On Music in My Life:

Music is an important part of my life and always has been. When I was a child there was always music of all kinds around. Rock and Roll, Swing, Classical, Blues, Jazz, Country, Broadway Musicals, Church Hymns and Opera all graced the backdrop of my formative years at home. My grandmother played the piano and we would all stand around and sing when at her house. I was in the Band and Glee Club in school. Every holiday had its own music and songs to travel along with it through it’s calendar page each year.

I was the first kid in my town to have an AM/FM radio and was always on top of the latest trends even if I didn’t follow certain music myself I knew what was out there before the rest of my crowd. AM was where it was at, but FM was how they got there and I was on board. I was the one even adults in town came to, to find out what was new on the music front.

When I was a young adult and was doing the commune thing with friends and we lived with no electricity, we still had a battery radio and music.

Music has grown with me as time marched on, as current hits became oldies and new kinds of music emerged as popular chart toppers. My life became full of things and people and I no longer knew all the words to the latest songs.

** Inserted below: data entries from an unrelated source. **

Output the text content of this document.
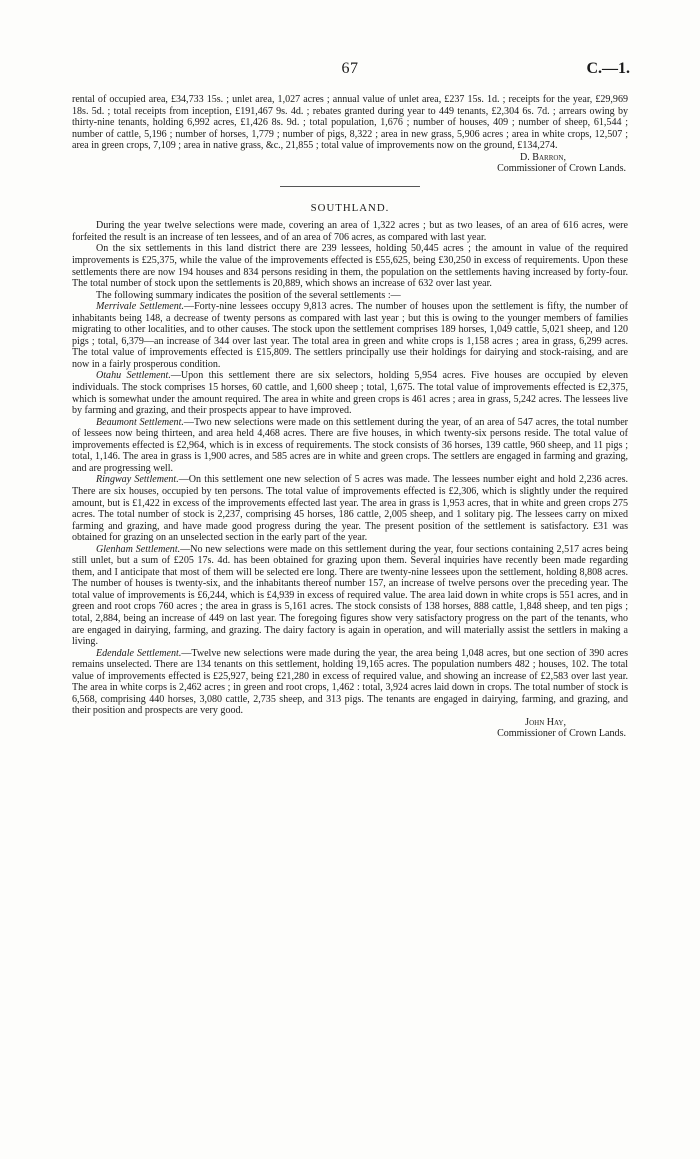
67	C.—1.

rental of occupied area, £34,733 15s. ; unlet area, 1,027 acres ; annual value of unlet area, £237 15s. 1d. ; receipts for the year, £29,969 18s. 5d. ; total receipts from inception, £191,467 9s. 4d. ; rebates granted during year to 449 tenants, £2,304 6s. 7d. ; arrears owing by thirty-nine tenants, holding 6,992 acres, £1,426 8s. 9d. ; total population, 1,676 ; number of houses, 409 ; number of sheep, 61,544 ; number of cattle, 5,196 ; number of horses, 1,779 ; number of pigs, 8,322 ; area in new grass, 5,906 acres ; area in white crops, 12,507 ; area in green crops, 7,109 ; area in native grass, &c., 21,855 ; total value of improvements now on the ground, £134,274.

D. Barron,

Commissioner of Crown Lands.

SOUTHLAND.

During the year twelve selections were made, covering an area of 1,322 acres ; but as two leases, of an area of 616 acres, were forfeited the result is an increase of ten lessees, and of an area of 706 acres, as compared with last year.

On the six settlements in this land district there are 239 lessees, holding 50,445 acres ; the amount in value of the required improvements is £25,375, while the value of the improvements effected is £55,625, being £30,250 in excess of requirements. Upon these settlements there are now 194 houses and 834 persons residing in them, the population on the settlements having increased by forty-four. The total number of stock upon the settlements is 20,889, which shows an increase of 632 over last year.

The following summary indicates the position of the several settlements :—

Merrivale Settlement.—Forty-nine lessees occupy 9,813 acres. The number of houses upon the settlement is fifty, the number of inhabitants being 148, a decrease of twenty persons as compared with last year ; but this is owing to the younger members of families migrating to other localities, and to other causes. The stock upon the settlement comprises 189 horses, 1,049 cattle, 5,021 sheep, and 120 pigs ; total, 6,379—an increase of 344 over last year. The total area in green and white crops is 1,158 acres ; area in grass, 6,299 acres. The total value of improvements effected is £15,809. The settlers principally use their holdings for dairying and stock-raising, and are now in a fairly prosperous condition.

Otahu Settlement.—Upon this settlement there are six selectors, holding 5,954 acres. Five houses are occupied by eleven individuals. The stock comprises 15 horses, 60 cattle, and 1,600 sheep ; total, 1,675. The total value of improvements effected is £2,375, which is somewhat under the amount required. The area in white and green crops is 461 acres ; area in grass, 5,242 acres. The lessees live by farming and grazing, and their prospects appear to have improved.

Beaumont Settlement.—Two new selections were made on this settlement during the year, of an area of 547 acres, the total number of lessees now being thirteen, and area held 4,468 acres. There are five houses, in which twenty-six persons reside. The total value of improvements effected is £2,964, which is in excess of requirements. The stock consists of 36 horses, 139 cattle, 960 sheep, and 11 pigs ; total, 1,146. The area in grass is 1,900 acres, and 585 acres are in white and green crops. The settlers are engaged in farming and grazing, and are progressing well.

Ringway Settlement.—On this settlement one new selection of 5 acres was made. The lessees number eight and hold 2,236 acres. There are six houses, occupied by ten persons. The total value of improvements effected is £2,306, which is slightly under the required amount, but is £1,422 in excess of the improvements effected last year. The area in grass is 1,953 acres, that in white and green crops 275 acres. The total number of stock is 2,237, comprising 45 horses, 186 cattle, 2,005 sheep, and 1 solitary pig. The lessees carry on mixed farming and grazing, and have made good progress during the year. The present position of the settlement is satisfactory. £31 was obtained for grazing on an unselected section in the early part of the year.

Glenham Settlement.—No new selections were made on this settlement during the year, four sections containing 2,517 acres being still unlet, but a sum of £205 17s. 4d. has been obtained for grazing upon them. Several inquiries have recently been made regarding them, and I anticipate that most of them will be selected ere long. There are twenty-nine lessees upon the settlement, holding 8,808 acres. The number of houses is twenty-six, and the inhabitants thereof number 157, an increase of twelve persons over the preceding year. The total value of improvements is £6,244, which is £4,939 in excess of required value. The area laid down in white crops is 551 acres, and in green and root crops 760 acres ; the area in grass is 5,161 acres. The stock consists of 138 horses, 888 cattle, 1,848 sheep, and ten pigs ; total, 2,884, being an increase of 449 on last year. The foregoing figures show very satisfactory progress on the part of the tenants, who are engaged in dairying, farming, and grazing. The dairy factory is again in operation, and will materially assist the settlers in making a living.

Edendale Settlement.—Twelve new selections were made during the year, the area being 1,048 acres, but one section of 390 acres remains unselected. There are 134 tenants on this settlement, holding 19,165 acres. The population numbers 482 ; houses, 102. The total value of improvements effected is £25,927, being £21,280 in excess of required value, and showing an increase of £2,583 over last year. The area in white corps is 2,462 acres ; in green and root crops, 1,462 : total, 3,924 acres laid down in crops. The total number of stock is 6,568, comprising 440 horses, 3,080 cattle, 2,735 sheep, and 313 pigs. The tenants are engaged in dairying, farming, and grazing, and their position and prospects are very good.

John Hay,

Commissioner of Crown Lands.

I still listened but I wasn’t the go to person anymore. FM had found it’s day and most people knew what I knew.

I still find the music on the edge or fringes and stop to hear them out but I don’t keep up with their names or buy near as much music as I ones did each year. Most all my music collection has been given away.

My computer has an eclectic group of music on it and the music player is on most of the time the computer itself is on. As the random selector picks and pulls at the threads of memories when it jumps the gaps of years from The Doors to Dido, Judy Collins to Mysteria, Vivaldi to Moody Blues, Johnny Cash to R. Carlos Nakai, Cyndi Lauper, Delerium, Bette Midler, ELO, REM, Jalan Jalan, Sarah McLachlan, Edvard Grieg, Fleetwood Mac to name a very few. All have meaning and memory attached that have nothing at all to do with the music itself.

Oldies are popular not just because the music is good but as a back drop to ones life it brings other times to mind. And my music selections tend to run through the past more then move on into the future like they once did. I am getting older and can only visit certain people in those times gone by. The new songs hold no memory of these people because they weren’t here anymore by the time these newer songs came out.

I am never without music running through my mind in the back of every thought. It connects my life together and is like the air I breathe to me.

Music is memory to me.

1 comment:

Grace Garton said...

what a great post I enjoyed reading it very much.
My grandmother played the piano to but it was mostly Beethoven and Schubert!
My dad had a great collection of 78's early swing and Cuban music!
Most of the music I hear these days sounds so pathetic, soulless regurgitated garbage etc!!
I hate catching the bus ascrappiest music this starts my day off badly, so now I walk.